In general, I run this blog the way I try to run my life: Focus on solutions rather than complaining about problems. But I think sometimes it’s OK to say a strong “No” to certain things. In fact, it may be necessary to express a little shock and outrage at the status quo to get things moving down the path to solutions. Here’s a list of some of my “No’s”:
- Idling motor vehicle engines for minutes or hours at a time. Just stop it! Turn off that car or truck when you park. (In some countries, and maybe even in some parts of the USA, people even turn off their engines at a stoplight! So turning off one’s engine while parked is not too much to ask.) As long as anyone can afford to idle their engine while parked, the price of gasoline is not high enough.
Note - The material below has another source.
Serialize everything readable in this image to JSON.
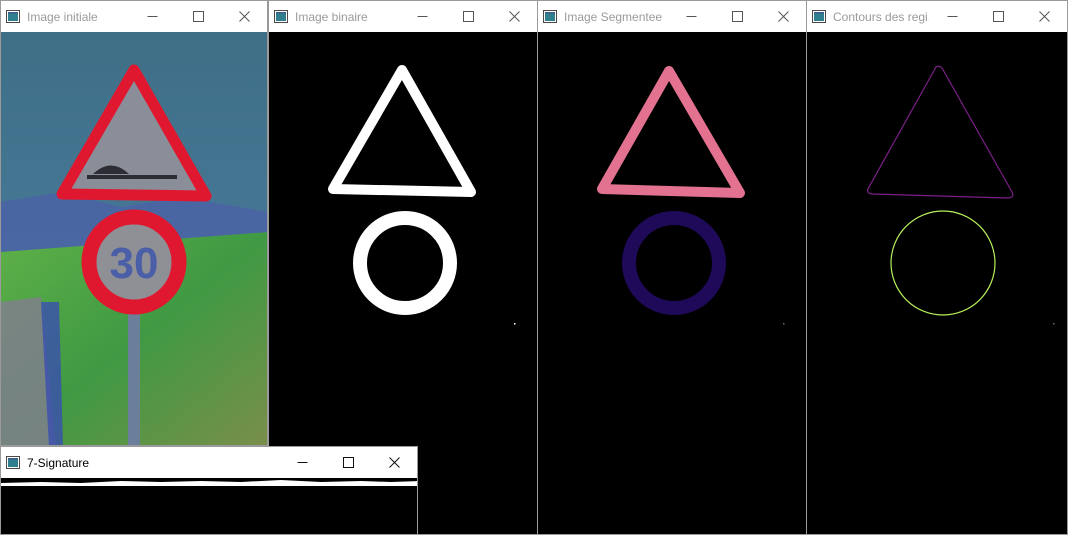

- Bottled water. Companies making money off of us by pumping water from the ground (sometimes basically for free), putting it in single-use plastic bottles, and selling it to us. Whenever someone asks me, “Would you like ‘a’ water?” — as in a plastic bottle of water — my answer has been and is going to be NO. I dream of a world where “water” is restored to its proper status as a non-countable noun. Storing water for emergencies is a good idea. Do it by filling reusable bottles with tapwater. For people who are fussy about the taste of tapwater, there are many great water filters on the market. For people worried about the chemicals in tapwater, why would you think some water bottled and sold to you in a plastic bottle is any better?
- Leafblowers. Just NO. Use a broom, or relax your fussy standards of neatness. Why do we have to turn the whole great outdoors into our own personal living-room rug?
- As per the photo — application of pesticides for vanity agriculture in public spaces. NO!! Especially next to a body of water, but really anywhere, as all ground drains to some body of water. Again, we need to stop treating the whole great outdoors as our personal living-room carpet. We create dead “green” spaces that produce nothing (except that deadly human-defined “neatness”), and crowd out wildlife. When I took this picture yesterday, I felt equal parts of hopeless and spitting-mad. This morning it occurred to me that the pesticide application might have an additional purpose: to keep people away. (This photo was taken next to our public library, and homeless people often sit under the trees.) A better solution: If you really don’t want people using a space, plant vegetation there. Shrubs, spiny plants even. Don’t make it look inviting to sit on. Poisoning our world just to keep someone from (God/dess forbid) sitting down might just be the ultimate definition of shooting ourselves in the foot. (If keeping people away is in fact part of the motive.) We need to quit spraying poisons. Or we can keep right on, and eventually we will go extinct, and the rest of nature (including the ants or whatever other creatures were the original target of the pesticide application) will carry on quite nicely without us.
What would you add to this list? What’s on your list of eco “No’s”?